Now that Verizon has a lot of C-band capacity, does that change Verizon’s desire to chase market share?

“Clearly, the C-band is just adding enormous amount of capacity for us, but don’t forget the millimeter wave,” Vestberg answered. That strategy “is really working for us as well, because we take a lot of the high-volume areas with millimeter wave which unleash other spectrum,” he said. “And hey, we haven’t even started” to introduce 5G carrier aggregation techniques.  

“I would say clearly, we will be more aggressive on it, especially on fixed wireless access, because we feel so good about the capacity management, and we have the best engineers in the industry… We can go where we want,” he said.

In terms of fixed wireless access (FWA), analysts during the Q&A showed a lot of interest in that service, and it helps that Verizon has learned from its early implementations of it, according to Vestberg.
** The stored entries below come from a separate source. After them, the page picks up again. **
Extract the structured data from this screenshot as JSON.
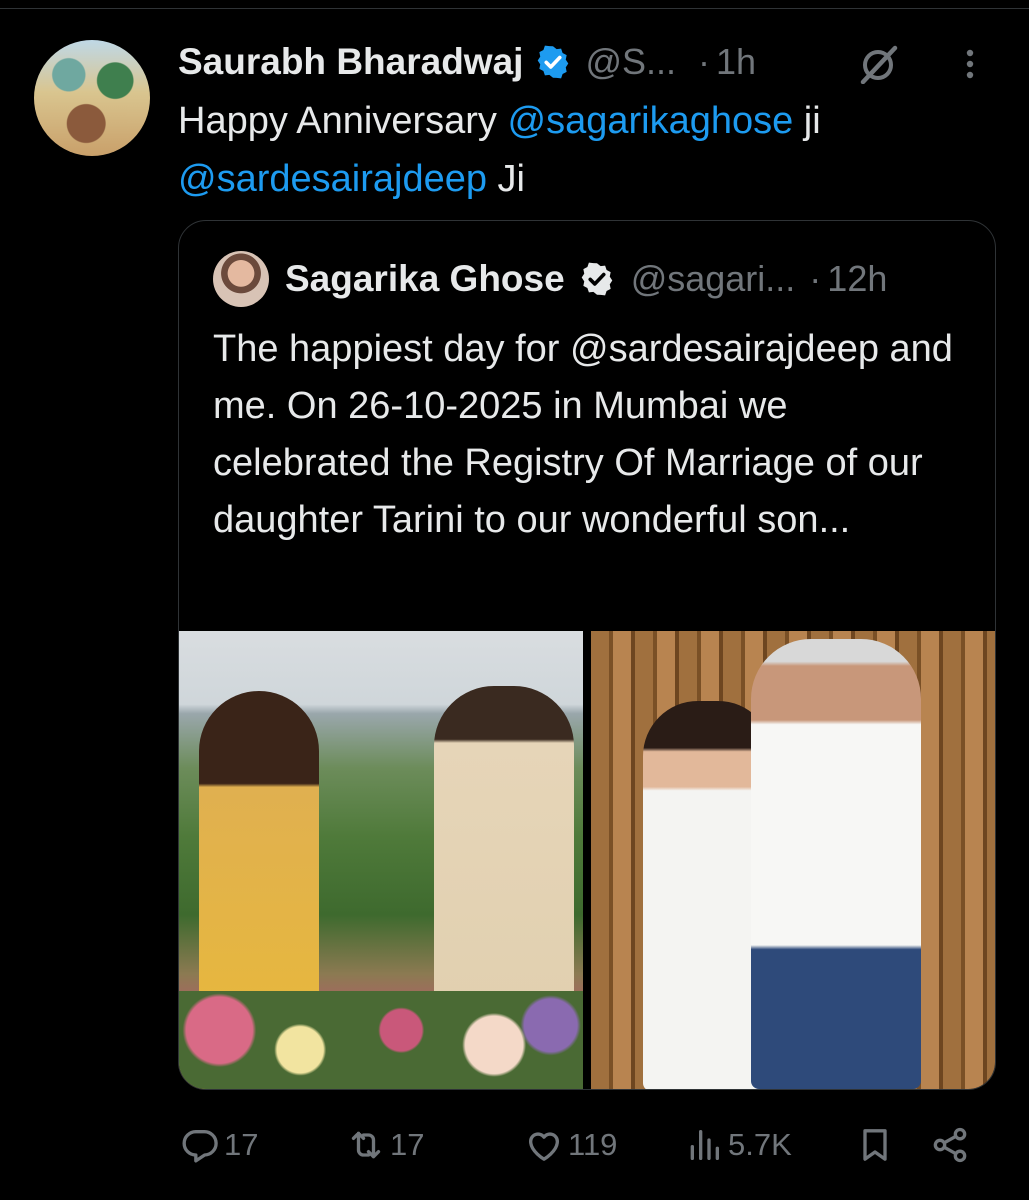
{
  "tweet": {
    "author_name": "Saurabh Bharadwaj",
    "handle": "@S...",
    "separator": "·",
    "time": "1h",
    "text_parts": {
      "t1": "Happy Anniversary ",
      "m1": "@sagarikaghose",
      "t2": " ji ",
      "m2": "@sardesairajdeep",
      "t3": " Ji"
    }
  },
  "quote": {
    "author_name": "Sagarika Ghose",
    "handle": "@sagari...",
    "separator": "·",
    "time": "12h",
    "text": "The happiest day for @sardesairajdeep and me. On 26-10-2025 in Mumbai we celebrated the Registry Of Marriage of our daughter Tarini to our wonderful son..."
  },
  "actions": {
    "replies": "17",
    "reposts": "17",
    "likes": "119",
    "views": "5.7K"
  },
  "colors": {
    "background": "#000000",
    "text": "#e7e9ea",
    "muted": "#71767b",
    "link": "#1d9bf0",
    "verified": "#1d9bf0",
    "border": "#2f3336"
  },
  "icons": [
    "verified-badge-icon",
    "grok-icon",
    "more-icon",
    "reply-icon",
    "repost-icon",
    "like-icon",
    "views-icon",
    "bookmark-icon",
    "share-icon"
  ]
}
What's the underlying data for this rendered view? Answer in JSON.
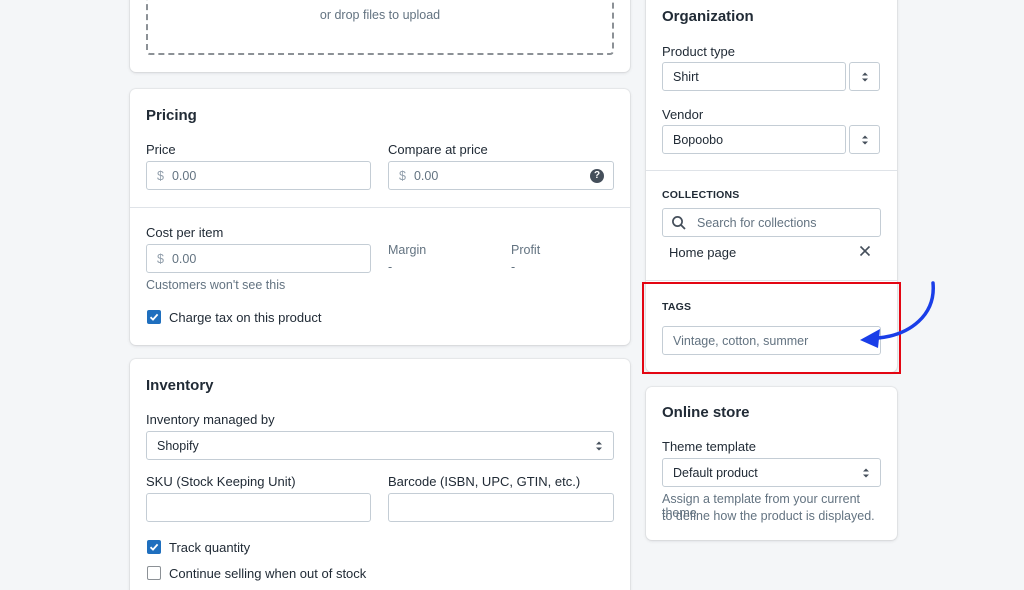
{
  "media": {
    "drop_text": "or drop files to upload"
  },
  "pricing": {
    "title": "Pricing",
    "price_label": "Price",
    "price_currency": "$",
    "price_value": "0.00",
    "compare_label": "Compare at price",
    "compare_currency": "$",
    "compare_value": "0.00",
    "cost_label": "Cost per item",
    "cost_currency": "$",
    "cost_value": "0.00",
    "cost_help": "Customers won't see this",
    "margin_label": "Margin",
    "margin_value": "-",
    "profit_label": "Profit",
    "profit_value": "-",
    "charge_tax_label": "Charge tax on this product",
    "charge_tax_checked": true
  },
  "inventory": {
    "title": "Inventory",
    "managed_label": "Inventory managed by",
    "managed_value": "Shopify",
    "sku_label": "SKU (Stock Keeping Unit)",
    "barcode_label": "Barcode (ISBN, UPC, GTIN, etc.)",
    "track_label": "Track quantity",
    "track_checked": true,
    "continue_label": "Continue selling when out of stock",
    "continue_checked": false
  },
  "organization": {
    "title": "Organization",
    "product_type_label": "Product type",
    "product_type_value": "Shirt",
    "vendor_label": "Vendor",
    "vendor_value": "Bopoobo",
    "collections_title": "COLLECTIONS",
    "collections_search_placeholder": "Search for collections",
    "collection_item": "Home page",
    "tags_title": "TAGS",
    "tags_placeholder": "Vintage, cotton, summer"
  },
  "online_store": {
    "title": "Online store",
    "theme_label": "Theme template",
    "theme_value": "Default product",
    "theme_help_line1": "Assign a template from your current theme",
    "theme_help_line2": "to define how the product is displayed."
  },
  "annotation": {
    "highlight_color": "#e30613",
    "arrow_color": "#1a3ee8"
  }
}
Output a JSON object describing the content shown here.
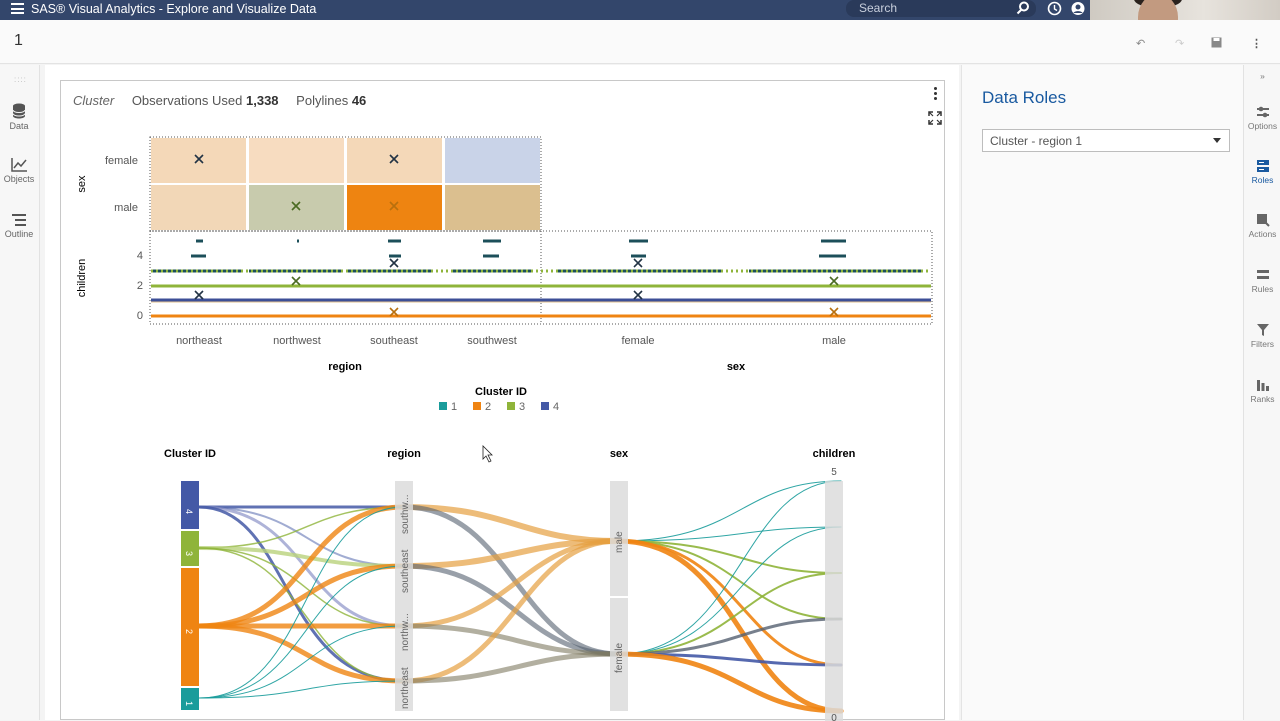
{
  "app": {
    "title": "SAS® Visual Analytics - Explore and Visualize Data",
    "search_placeholder": "Search",
    "page_label": "1"
  },
  "left_nav": [
    {
      "label": "Data",
      "icon": "database-icon"
    },
    {
      "label": "Objects",
      "icon": "chart-icon"
    },
    {
      "label": "Outline",
      "icon": "outline-icon"
    }
  ],
  "report": {
    "title": "Cluster",
    "obs_label": "Observations Used",
    "obs_value": "1,338",
    "poly_label": "Polylines",
    "poly_value": "46"
  },
  "matrix": {
    "row_var_top": "sex",
    "row_var_bottom": "children",
    "sex_levels": [
      "female",
      "male"
    ],
    "children_ticks": [
      "4",
      "2",
      "0"
    ],
    "region_levels": [
      "northeast",
      "northwest",
      "southeast",
      "southwest"
    ],
    "sex_levels_x": [
      "female",
      "male"
    ],
    "xlabel_region": "region",
    "xlabel_sex": "sex"
  },
  "legend": {
    "title": "Cluster ID",
    "items": [
      {
        "label": "1",
        "color": "#1a9c9b"
      },
      {
        "label": "2",
        "color": "#ef8412"
      },
      {
        "label": "3",
        "color": "#8fb43a"
      },
      {
        "label": "4",
        "color": "#4459a6"
      }
    ]
  },
  "parallel": {
    "axes": [
      "Cluster ID",
      "region",
      "sex",
      "children"
    ],
    "cluster_ticks": [
      "4",
      "3",
      "2",
      "1"
    ],
    "region_bars": [
      "southw...",
      "southeast",
      "northw...",
      "northeast"
    ],
    "sex_bars": [
      "male",
      "female"
    ],
    "children_max": "5",
    "children_min": "0"
  },
  "right_panel": {
    "title": "Data Roles",
    "select_value": "Cluster - region 1"
  },
  "right_bar": [
    {
      "label": "Options",
      "icon": "options-icon"
    },
    {
      "label": "Roles",
      "icon": "roles-icon",
      "active": true
    },
    {
      "label": "Actions",
      "icon": "actions-icon"
    },
    {
      "label": "Rules",
      "icon": "rules-icon"
    },
    {
      "label": "Filters",
      "icon": "filter-icon"
    },
    {
      "label": "Ranks",
      "icon": "ranks-icon"
    }
  ]
}
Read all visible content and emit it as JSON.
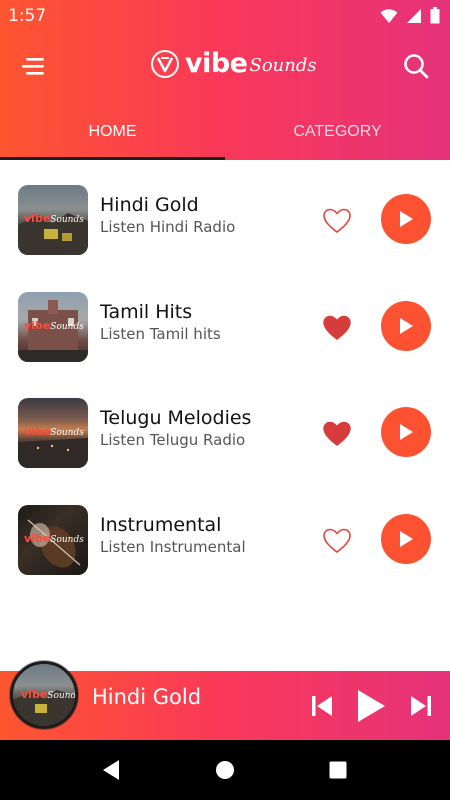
{
  "status": {
    "time": "1:57"
  },
  "header": {
    "logo_main": "vibe",
    "logo_script": "Sounds",
    "tabs": [
      {
        "label": "HOME",
        "active": true
      },
      {
        "label": "CATEGORY",
        "active": false
      }
    ]
  },
  "stations": [
    {
      "title": "Hindi Gold",
      "subtitle": "Listen Hindi Radio",
      "favorite": false,
      "thumb": "street-scene"
    },
    {
      "title": "Tamil Hits",
      "subtitle": "Listen Tamil hits",
      "favorite": true,
      "thumb": "temple"
    },
    {
      "title": "Telugu Melodies",
      "subtitle": "Listen Telugu Radio",
      "favorite": true,
      "thumb": "sunset-city"
    },
    {
      "title": "Instrumental",
      "subtitle": "Listen Instrumental",
      "favorite": false,
      "thumb": "violin"
    }
  ],
  "thumb_mark": {
    "vibe": "vibe",
    "sounds": "Sounds"
  },
  "player": {
    "now_playing": "Hindi Gold"
  },
  "colors": {
    "accent": "#fd5232",
    "gradient_start": "#fd5530",
    "gradient_end": "#e5327a",
    "heart": "#e0453e"
  },
  "icons": {
    "menu": "menu-icon",
    "search": "search-icon",
    "heart_outline": "heart-outline-icon",
    "heart_filled": "heart-filled-icon",
    "play": "play-icon",
    "previous": "skip-previous-icon",
    "next": "skip-next-icon",
    "back": "nav-back-icon",
    "home": "nav-home-icon",
    "recents": "nav-recents-icon"
  }
}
Verizon offers FWA using LTE, millimeter wave and now C-band spectrum. During the fourth quarter of 2021, it added 78,000 FWA customers, for a total of 223,000.

RELATED: Verizon nets 558K postpaid phone adds in Q4

The FWA customers use Verizon’s service as their primary broadband connections, and they’re basically coming from cable and DSL, Vestberg said, so “they’re new to us” as broadband customers and sometimes they’re new “new,” in that they’re not even wireless customers. “I think that’s our sweet spot right now,” he said.

Ahead of last week’s C-band launch, Verizon spent around $2.1 billion on C-band in 2021 as it prepared to deploy the 3.7 GHz spectrum in 46 markets. For 2022, it anticipates additional capital expenditures for C-band to be between $5 billion and $6 billion as it keeps building out those markets and starts to prep for the second available batch of spectrum, which should be available in 2023.

What analysts are saying

It struck David Heger, communications analyst for Edward Jones, as a run-of-the-mill Verizon quarter, where “they typically don’t put up a big disappointment but not necessarily blow-out numbers either.”

What Verizon reported in the quarter was “nothing terribly overwhelming in my mind. Certainly they were ahead of expectations in terms of overall subscriber growth,” with postpaid phone net adds – at 558,000 – a little better than expected.

“Verizon seems to continue to execute as they usually do. They’re typically not the ones posting the greatest subscriber growth numbers, but they’ve been doing a good job of growing average revenue per account and moving customers up to premium unlimited,” rather than going after bulk market share, he said. 

Analyst Craig Moffett of MoffettNathason doesn't have high expectations for Verizon in the 5G world, where T-Mobile has made huge strides in network prowess.

“As we enter the 5G era, Verizon is, well… muddling along,” Moffett wrote in a report for investors. “Their engineers are arguably the industry’s best, and they have moved impressively quickly in their deployment of C-Band spectrum (they are well ahead of AT&T on this score, even if these are early days). Without ARPU growth, and with subscriber growth well below industry levels (again, they are losing market share), it is hard for us to be particularly optimistic about growth prospects when industry growth eventually normalizes, whenever that comes.”